Analysis of join-the-shortest-queue routing

Analysis of join-the-shortest queue routing for web server farms – Gupter et al 2007

What’s the best way to balance web requests across a set of servers? Round-robin is the simple algorithm that everyone knows best, but there is a better way… This paper analyzes the Join the Shortest Queue (JSQ) routing policy and shows that it delivers near-optimal results.

It is assumed that the load balancer (dispatcher) immediately routes requests to one of the servers in the farm, and that servers equally split their capacity over the requests they are processing. This is known a a processor sharing (PS) scheduling policy.

We are thus interested in an PS server farm with immediate dispatch.

Although the paper considers the serving of static web pages, the immediate dispatch and PS server policy are equally applicable in the case of web apps and REST APIs etc. The JSQ routing policy is widely used in commercial dispatchers.

Under JSQ, an incoming request is routed to the server with the least number of unfinished requests. Thus, JSQ strives to balance load across the servers reducing the probability of one server having several jobs while another server sits idle. From the point of view of a new arrival it is a greedy policy for the case of PS servers, because the arrival would prefer sharing with as few jobs as possible.

Gupter et al. build a queueing model conditioned by the average request arrival rate (assume a Poisson distribution), number of servers, and (mean) time taken by a job to run on a server in isolation. In the typical queueing theory description, this is an M/G/K/JSQ/PS model : Poisson arrival rate M, General distribution of service processing times, K servers, JSQ dispatching, and PS serving.

Despite the ubiquity of JSQ/PS server farms, no-one has yet analyzed the performance of JSQ in this setting.

The full analysis is heavy reading at points, but thankfully the key results are all summarized for us. Firstly it is shown that a single queue approximation (focusing on what happens at just one of the servers) can be used to understand the behaviour of the system as a whole, and furthermore that this approximation is exact if job-size distribution is exponential.

Does the behaviour of the system depend on the distribution of job sizes (I.e. the mix of long and short time to service requests)?

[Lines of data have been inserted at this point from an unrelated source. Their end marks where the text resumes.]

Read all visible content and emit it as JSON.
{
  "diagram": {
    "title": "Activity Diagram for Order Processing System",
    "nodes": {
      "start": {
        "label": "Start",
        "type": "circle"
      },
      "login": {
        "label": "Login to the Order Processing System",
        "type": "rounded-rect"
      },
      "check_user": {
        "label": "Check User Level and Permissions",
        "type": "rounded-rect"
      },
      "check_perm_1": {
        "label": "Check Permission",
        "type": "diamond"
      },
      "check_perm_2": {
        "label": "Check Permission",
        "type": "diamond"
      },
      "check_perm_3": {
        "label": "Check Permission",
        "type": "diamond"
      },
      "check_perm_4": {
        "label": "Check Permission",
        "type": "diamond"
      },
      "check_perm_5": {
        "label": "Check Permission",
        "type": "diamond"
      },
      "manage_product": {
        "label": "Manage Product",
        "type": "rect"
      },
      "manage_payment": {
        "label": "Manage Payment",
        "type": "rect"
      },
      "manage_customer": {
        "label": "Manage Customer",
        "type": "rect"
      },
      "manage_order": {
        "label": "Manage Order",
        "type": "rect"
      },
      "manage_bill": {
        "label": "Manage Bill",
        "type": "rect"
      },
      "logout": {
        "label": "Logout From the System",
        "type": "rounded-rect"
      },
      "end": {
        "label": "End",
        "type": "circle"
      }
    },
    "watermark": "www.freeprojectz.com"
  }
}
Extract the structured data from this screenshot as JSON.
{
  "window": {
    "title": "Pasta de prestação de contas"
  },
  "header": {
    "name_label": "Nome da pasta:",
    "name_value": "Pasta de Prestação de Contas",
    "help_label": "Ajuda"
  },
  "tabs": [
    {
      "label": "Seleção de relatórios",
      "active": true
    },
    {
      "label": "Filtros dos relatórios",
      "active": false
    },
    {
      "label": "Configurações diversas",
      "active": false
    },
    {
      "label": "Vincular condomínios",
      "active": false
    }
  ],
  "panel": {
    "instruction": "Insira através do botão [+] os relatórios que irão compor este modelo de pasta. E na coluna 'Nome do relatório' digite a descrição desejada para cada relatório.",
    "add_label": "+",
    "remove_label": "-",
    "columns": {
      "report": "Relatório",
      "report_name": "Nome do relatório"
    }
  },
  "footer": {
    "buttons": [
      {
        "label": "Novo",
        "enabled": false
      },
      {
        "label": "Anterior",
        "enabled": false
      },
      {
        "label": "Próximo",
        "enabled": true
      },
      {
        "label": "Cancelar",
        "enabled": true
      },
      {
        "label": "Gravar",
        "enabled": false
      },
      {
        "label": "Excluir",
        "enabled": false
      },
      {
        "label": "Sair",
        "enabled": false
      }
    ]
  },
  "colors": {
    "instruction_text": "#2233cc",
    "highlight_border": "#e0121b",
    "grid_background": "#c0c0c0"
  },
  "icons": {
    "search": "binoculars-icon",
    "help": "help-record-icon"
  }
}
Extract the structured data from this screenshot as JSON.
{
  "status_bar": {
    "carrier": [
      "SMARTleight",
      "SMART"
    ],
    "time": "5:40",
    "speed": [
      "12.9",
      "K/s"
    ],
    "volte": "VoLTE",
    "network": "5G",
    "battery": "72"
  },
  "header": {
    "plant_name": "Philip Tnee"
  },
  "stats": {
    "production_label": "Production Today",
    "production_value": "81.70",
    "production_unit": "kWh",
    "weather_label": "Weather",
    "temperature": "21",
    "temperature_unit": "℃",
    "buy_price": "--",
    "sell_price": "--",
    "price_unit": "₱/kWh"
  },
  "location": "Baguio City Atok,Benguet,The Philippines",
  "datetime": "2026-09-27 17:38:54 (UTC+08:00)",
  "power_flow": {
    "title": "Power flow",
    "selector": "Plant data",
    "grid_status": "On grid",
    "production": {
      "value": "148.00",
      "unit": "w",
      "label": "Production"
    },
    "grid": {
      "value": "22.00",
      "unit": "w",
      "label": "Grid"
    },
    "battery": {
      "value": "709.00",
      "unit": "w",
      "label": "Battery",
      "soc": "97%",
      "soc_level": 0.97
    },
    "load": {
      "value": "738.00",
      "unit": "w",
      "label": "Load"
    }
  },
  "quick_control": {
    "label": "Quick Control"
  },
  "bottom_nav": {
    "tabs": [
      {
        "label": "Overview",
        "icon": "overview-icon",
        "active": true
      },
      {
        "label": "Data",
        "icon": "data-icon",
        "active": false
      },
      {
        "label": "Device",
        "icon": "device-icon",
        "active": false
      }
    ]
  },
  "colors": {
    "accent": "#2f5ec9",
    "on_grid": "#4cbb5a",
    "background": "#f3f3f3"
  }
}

The JSQ/PS system shows near insensitivity to the variability of the job-size distribution… This is a non-trivial result since very similar routing policies for PS server farms, like Least-Work-Left (sending the job to the host with the least total work), or Round-Robin, are highly sensitive to the job-size distribution.

The model was tested against extensive simulations and found to be highly accurate:

…our analytical approximation method is always within 2.5% of simulation estimates for mean queue length and response time, under all job-size distributions examined.

(which also means you could use this model for capacity planning and/or response time estimations).

So JSQ has some very nice properties, but is it actually a good choice for your load-balancing algorithm?

We show, via simulation, that it is unlikely there is a routing policy that outperforms JSQ by more than about 10%

So there you have it: easy to implement, stable under a wide variety of request distributions, useful for modelling, and near-optimal. If you need to implement a load-balancing function for PS servers, JSQ is the way to go…